A boy attending a session near Mosul in May drew an adult elephant with two calves.While he colored the parent and one of the calves, he refused to color the second which, according to him, represented his dead brother.

In his recess, McCarty placed an elephant toy in a dirty water basin behind a calf, then superimposed a faded image of the second calf to represent the dead brother.

"A step from reality"

A recurring image in children's drawings is the yellow "Angry Bird", a deadly character in a popular video game. For children, it is safe for children. McCarty said it was "just a step from reality."

A girl who saw Islamic State militants stoning a woman portrayed the scene while drawing the shape of a woman only to bury her with circles until she herself Barely visible.

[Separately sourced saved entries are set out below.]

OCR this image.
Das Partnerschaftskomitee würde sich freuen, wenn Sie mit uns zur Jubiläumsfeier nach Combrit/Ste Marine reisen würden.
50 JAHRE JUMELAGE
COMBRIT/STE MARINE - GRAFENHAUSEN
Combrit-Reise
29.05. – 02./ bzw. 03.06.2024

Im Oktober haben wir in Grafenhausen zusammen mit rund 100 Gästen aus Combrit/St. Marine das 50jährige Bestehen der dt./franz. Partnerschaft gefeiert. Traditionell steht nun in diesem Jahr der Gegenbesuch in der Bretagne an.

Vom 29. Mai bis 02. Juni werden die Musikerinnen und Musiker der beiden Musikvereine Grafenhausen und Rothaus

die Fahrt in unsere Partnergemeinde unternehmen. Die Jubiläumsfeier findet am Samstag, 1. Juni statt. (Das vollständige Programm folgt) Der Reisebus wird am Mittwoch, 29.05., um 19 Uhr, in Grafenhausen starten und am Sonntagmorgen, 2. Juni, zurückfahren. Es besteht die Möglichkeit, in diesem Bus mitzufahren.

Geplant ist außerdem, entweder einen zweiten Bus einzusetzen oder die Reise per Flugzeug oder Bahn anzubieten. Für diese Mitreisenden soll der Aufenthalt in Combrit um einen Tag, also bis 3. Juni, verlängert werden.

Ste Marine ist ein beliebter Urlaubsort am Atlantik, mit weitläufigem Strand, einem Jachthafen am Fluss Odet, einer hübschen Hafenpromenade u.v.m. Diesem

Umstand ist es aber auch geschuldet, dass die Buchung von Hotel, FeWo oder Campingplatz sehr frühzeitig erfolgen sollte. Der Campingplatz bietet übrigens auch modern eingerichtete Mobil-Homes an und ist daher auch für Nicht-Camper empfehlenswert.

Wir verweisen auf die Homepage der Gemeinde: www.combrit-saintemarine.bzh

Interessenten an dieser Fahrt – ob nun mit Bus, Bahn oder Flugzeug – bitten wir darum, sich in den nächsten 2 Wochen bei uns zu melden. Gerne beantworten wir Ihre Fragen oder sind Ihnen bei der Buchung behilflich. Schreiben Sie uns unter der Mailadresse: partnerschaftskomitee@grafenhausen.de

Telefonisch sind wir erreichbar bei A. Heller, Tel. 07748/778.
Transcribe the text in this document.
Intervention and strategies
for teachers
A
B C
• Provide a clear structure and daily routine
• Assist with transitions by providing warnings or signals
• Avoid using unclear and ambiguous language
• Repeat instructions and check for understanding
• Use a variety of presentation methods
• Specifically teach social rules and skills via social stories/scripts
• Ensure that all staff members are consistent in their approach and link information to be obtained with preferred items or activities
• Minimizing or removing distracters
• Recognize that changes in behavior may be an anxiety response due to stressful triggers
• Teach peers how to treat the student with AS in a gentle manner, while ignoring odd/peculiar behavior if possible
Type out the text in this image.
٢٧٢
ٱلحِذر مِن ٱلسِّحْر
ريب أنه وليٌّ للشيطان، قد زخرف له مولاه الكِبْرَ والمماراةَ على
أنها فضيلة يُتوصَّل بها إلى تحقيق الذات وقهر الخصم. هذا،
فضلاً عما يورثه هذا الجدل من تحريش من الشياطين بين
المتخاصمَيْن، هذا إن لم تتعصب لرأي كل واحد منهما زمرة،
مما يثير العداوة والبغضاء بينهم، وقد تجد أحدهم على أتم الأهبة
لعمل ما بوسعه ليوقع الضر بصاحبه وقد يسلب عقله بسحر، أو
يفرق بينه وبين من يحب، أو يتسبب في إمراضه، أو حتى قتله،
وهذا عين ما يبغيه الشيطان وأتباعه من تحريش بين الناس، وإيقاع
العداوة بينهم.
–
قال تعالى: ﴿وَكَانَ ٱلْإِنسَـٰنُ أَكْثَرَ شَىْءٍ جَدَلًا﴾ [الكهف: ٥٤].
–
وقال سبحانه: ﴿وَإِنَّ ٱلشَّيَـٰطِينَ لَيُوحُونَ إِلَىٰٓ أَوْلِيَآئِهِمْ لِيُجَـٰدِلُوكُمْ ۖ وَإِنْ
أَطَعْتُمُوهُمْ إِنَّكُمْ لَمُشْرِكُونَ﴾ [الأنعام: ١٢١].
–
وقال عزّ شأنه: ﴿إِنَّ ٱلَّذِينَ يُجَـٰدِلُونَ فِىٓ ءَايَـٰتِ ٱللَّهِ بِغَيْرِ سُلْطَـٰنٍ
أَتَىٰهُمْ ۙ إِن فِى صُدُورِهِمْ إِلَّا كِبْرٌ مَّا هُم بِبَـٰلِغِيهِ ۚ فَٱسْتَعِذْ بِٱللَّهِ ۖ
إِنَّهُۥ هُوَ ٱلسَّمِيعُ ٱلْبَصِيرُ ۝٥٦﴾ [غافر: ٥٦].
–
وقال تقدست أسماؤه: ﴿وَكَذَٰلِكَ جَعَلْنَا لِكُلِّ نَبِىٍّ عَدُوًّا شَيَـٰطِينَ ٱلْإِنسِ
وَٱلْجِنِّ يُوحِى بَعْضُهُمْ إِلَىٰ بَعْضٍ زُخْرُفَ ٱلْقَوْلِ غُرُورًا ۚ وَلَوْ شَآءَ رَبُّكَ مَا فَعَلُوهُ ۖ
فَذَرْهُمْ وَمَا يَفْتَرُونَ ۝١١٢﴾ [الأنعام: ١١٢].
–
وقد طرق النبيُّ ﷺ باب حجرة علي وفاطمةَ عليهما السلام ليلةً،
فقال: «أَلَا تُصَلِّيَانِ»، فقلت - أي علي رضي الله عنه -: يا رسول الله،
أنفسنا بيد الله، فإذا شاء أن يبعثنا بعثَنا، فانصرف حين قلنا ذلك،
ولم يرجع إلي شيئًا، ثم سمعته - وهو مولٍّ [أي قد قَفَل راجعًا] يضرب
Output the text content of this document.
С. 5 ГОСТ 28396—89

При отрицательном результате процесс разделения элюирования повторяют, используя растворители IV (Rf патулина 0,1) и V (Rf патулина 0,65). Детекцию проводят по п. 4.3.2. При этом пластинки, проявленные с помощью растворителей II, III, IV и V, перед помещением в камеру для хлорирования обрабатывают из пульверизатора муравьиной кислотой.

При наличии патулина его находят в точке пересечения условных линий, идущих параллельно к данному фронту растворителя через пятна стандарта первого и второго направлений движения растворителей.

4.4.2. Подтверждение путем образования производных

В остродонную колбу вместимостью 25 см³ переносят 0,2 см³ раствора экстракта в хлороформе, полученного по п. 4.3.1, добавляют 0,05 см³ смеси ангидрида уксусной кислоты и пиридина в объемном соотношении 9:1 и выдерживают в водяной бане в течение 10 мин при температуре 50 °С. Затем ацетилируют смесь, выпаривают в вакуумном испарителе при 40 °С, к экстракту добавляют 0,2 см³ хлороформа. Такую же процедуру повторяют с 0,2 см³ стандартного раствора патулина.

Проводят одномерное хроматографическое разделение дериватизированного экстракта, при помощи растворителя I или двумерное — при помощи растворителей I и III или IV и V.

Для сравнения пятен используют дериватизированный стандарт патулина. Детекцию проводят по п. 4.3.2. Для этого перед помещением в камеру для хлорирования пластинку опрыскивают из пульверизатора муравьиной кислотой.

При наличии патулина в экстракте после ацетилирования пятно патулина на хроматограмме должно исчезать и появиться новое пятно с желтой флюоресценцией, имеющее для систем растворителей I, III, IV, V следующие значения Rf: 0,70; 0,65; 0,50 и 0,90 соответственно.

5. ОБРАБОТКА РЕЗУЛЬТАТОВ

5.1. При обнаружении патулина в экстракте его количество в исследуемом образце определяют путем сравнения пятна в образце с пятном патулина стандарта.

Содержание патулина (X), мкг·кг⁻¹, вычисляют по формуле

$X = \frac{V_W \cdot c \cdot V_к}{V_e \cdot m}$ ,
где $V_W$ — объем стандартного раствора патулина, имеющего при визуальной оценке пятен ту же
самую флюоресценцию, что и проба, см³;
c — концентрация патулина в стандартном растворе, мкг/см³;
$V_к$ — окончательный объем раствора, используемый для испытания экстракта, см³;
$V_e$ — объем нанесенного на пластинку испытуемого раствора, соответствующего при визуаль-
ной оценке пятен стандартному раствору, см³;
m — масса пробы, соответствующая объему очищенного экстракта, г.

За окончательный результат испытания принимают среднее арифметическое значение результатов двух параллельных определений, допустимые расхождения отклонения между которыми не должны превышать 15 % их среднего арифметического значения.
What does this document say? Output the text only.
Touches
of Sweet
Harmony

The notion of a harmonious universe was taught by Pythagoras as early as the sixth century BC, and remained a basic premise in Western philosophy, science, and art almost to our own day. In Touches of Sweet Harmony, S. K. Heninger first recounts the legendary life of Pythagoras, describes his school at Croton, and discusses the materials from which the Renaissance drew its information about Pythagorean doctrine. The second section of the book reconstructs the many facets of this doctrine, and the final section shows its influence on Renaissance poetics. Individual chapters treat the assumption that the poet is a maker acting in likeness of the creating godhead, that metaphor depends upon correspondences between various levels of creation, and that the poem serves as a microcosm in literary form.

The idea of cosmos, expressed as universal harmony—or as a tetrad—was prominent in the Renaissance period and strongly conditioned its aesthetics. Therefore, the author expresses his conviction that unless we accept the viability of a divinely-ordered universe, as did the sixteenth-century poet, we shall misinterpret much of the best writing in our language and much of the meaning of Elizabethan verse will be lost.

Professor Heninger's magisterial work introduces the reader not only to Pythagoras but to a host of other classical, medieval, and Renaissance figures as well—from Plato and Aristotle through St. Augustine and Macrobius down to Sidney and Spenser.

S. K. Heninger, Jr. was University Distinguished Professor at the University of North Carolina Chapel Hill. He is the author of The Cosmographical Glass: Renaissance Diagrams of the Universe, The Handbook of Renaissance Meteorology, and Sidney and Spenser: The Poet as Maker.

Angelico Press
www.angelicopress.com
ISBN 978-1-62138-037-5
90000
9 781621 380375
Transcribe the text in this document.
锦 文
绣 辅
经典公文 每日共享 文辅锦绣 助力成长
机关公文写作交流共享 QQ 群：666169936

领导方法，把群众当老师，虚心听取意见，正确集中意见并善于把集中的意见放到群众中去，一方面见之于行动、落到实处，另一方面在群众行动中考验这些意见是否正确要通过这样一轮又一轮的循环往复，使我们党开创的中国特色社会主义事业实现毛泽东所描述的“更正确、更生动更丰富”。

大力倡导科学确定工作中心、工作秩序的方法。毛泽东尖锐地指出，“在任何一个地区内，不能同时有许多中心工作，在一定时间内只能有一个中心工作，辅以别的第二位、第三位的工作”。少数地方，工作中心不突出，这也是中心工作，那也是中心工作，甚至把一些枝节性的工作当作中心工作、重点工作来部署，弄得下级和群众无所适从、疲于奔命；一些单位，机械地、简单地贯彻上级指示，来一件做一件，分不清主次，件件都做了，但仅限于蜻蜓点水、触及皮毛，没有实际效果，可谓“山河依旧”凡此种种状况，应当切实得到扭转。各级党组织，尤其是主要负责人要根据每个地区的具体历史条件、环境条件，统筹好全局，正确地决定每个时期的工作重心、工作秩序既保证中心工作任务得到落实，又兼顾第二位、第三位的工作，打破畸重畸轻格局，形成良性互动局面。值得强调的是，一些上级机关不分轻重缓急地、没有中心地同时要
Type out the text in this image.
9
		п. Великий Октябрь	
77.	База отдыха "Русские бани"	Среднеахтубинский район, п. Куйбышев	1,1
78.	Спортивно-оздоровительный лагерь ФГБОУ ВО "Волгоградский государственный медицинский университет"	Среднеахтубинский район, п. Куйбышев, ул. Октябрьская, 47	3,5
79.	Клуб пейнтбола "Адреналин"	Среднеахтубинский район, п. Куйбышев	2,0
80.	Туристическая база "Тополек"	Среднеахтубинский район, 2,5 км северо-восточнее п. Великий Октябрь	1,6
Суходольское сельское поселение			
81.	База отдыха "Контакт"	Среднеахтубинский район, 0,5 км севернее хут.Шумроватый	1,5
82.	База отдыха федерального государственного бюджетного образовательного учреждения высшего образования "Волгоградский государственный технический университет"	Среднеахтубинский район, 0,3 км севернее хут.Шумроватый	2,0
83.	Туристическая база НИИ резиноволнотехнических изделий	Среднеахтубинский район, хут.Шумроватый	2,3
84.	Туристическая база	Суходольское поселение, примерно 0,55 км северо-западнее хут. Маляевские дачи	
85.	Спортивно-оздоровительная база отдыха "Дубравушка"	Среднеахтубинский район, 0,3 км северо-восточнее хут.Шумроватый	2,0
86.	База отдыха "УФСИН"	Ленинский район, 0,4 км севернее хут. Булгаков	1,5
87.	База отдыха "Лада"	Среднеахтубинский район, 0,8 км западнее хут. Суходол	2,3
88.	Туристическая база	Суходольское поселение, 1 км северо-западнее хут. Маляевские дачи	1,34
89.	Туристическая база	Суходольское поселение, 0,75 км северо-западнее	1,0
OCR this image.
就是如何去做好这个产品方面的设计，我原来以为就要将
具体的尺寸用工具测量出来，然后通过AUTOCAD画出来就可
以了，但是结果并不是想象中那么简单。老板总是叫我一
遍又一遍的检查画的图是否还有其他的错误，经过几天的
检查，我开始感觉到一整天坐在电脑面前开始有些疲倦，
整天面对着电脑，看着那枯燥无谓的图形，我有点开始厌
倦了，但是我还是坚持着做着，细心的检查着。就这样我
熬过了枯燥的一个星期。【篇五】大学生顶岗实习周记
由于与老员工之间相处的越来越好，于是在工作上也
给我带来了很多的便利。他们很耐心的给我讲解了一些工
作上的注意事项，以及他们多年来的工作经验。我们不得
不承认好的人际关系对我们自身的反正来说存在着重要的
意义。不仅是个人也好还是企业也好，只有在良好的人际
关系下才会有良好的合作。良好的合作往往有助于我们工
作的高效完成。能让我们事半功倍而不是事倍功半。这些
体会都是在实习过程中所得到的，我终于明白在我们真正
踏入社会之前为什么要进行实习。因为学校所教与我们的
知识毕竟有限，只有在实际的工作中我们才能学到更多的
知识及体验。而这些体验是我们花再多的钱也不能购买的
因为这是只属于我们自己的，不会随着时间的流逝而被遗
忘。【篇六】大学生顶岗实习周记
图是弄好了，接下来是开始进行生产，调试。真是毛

McCarty portrayed her with a doll dressed in a scarf and a dress painted with stones. A shadow of a man in the foreground represents his executioner.

McCarty said that the process of visualizing drawings takes days. Once he chose an image and found the toys to recreate, his field work sometimes endangered him.

On his first visit to Mosul in 2017, McCarty said the ISIS snipers were trying to shoot him two bullets.

His last visit to Mosul was in May

"I did all this editing in the old city, the smell of death everywhere." When we finished, we realized that "I have not seen it! there was a skull and a body at one meter, the beard still intact. "

" I did this toy photo next to an ISIS fighter still dead in the rubble … that's the weird, weird … the reality of the project. "

McCarty said the initial motivation for his work came from his father, a veteran of the Vietnam War who rarely spoke of the war. His work, which began in 1996 in Croatia, has also led to Gaza, Lebanon and Iraq.

"I went into this project from a very academic, artistic point of view and everything came out the window.I saw a little girl color puddles of blood for the first time."